To make this question answerable, I have to assume that you have implemented back propagation correctly. That is, in terms of the underlying maths, the steps are in the right order, there is not any non-necessary repetition, and the values are calculated using correct formulae.
You can check whether the gradient values are correct by implementing gradient checking for weights, which in general you do by taking a random test case (any network architecture, random weights, inputs and target values), run your back propagation code to get your gradients, then for each weight in turn run the network forward, measure error, then adjust the weight by a very small delta, measure error again and use the difference in error to get an estimate for the gradient. If the estimate and your back propagation agree - approximately - for all weights, then your back propagation code is likely correct. If you are going to implement just one unit test for a NN implementation, this is the one to do.
To address the question directly: "Is there a more efficient way to approach backpropagation?", the answer is complicated.
The basic answer is "no". You absolutely have to do all the calculations involved in back propagation, there are no shortcuts.
However, most neural network frameworks will perform much better than your implementation, where you give an example of a network that has layers [39,39,39,1] training on 10,000 examples and taking 28 minutes to process a single epoch.

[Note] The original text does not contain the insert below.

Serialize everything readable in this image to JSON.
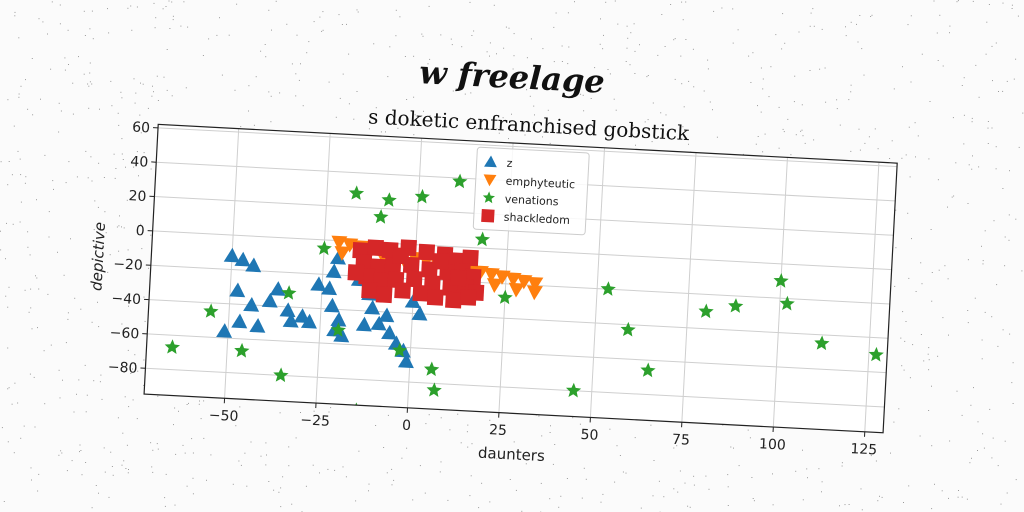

As you don't link your implementation, it is not possible to figure out precisely what the difference is. However, ignoring the possibility of bugs, the following things will probably apply:
Avoid calculating results using loops in an interpreted language. If you are looping through neuron or weight indices to multiple some values together and store back in an array in a high-level language, then this can be very inefficient. Most frameworks take advantage of fast loops and parallelisation that is possible if you frame the neural network processes (both forward and back propagation) in terms of matrix and vector manipulations. This is sometimes called vectorizaton, and most frameworks split this up so that the vector and matrix operations are black box routines implemented with strong attention to optimisation in a low-level language (like C), whilst passing the results around and deciding what to do with them can be done in higher-level language like Python or Matlab.
Mini-batches. You have to process forward and back propagation for each example seen by the network. But you don't have to apply weight updates for each example. It turns out that applying an update only once every so many examples is not only more efficient in terms of calculations, but also has benefits for convergence. Frameworks that support large amounts of parallel processing via GPU can also improve performance greatly from working in batches.
It is unlikely you will find the time to explore optimisation to the extent that the better resourced public frameworks already have. However, you can get quite far by taking advantage of vectorisation options built into your language - for instance using matrix operations in Matlab, or Numpy features in Python. This might be worthwhile so you can continue to work on and understand low-level detail in neural network models. However, at some point, if you want to work on practical problems instead of your own NN library, you will find yourself naturally switching to a third-party library because the optimisation problems and many useful additions have been solved for you already.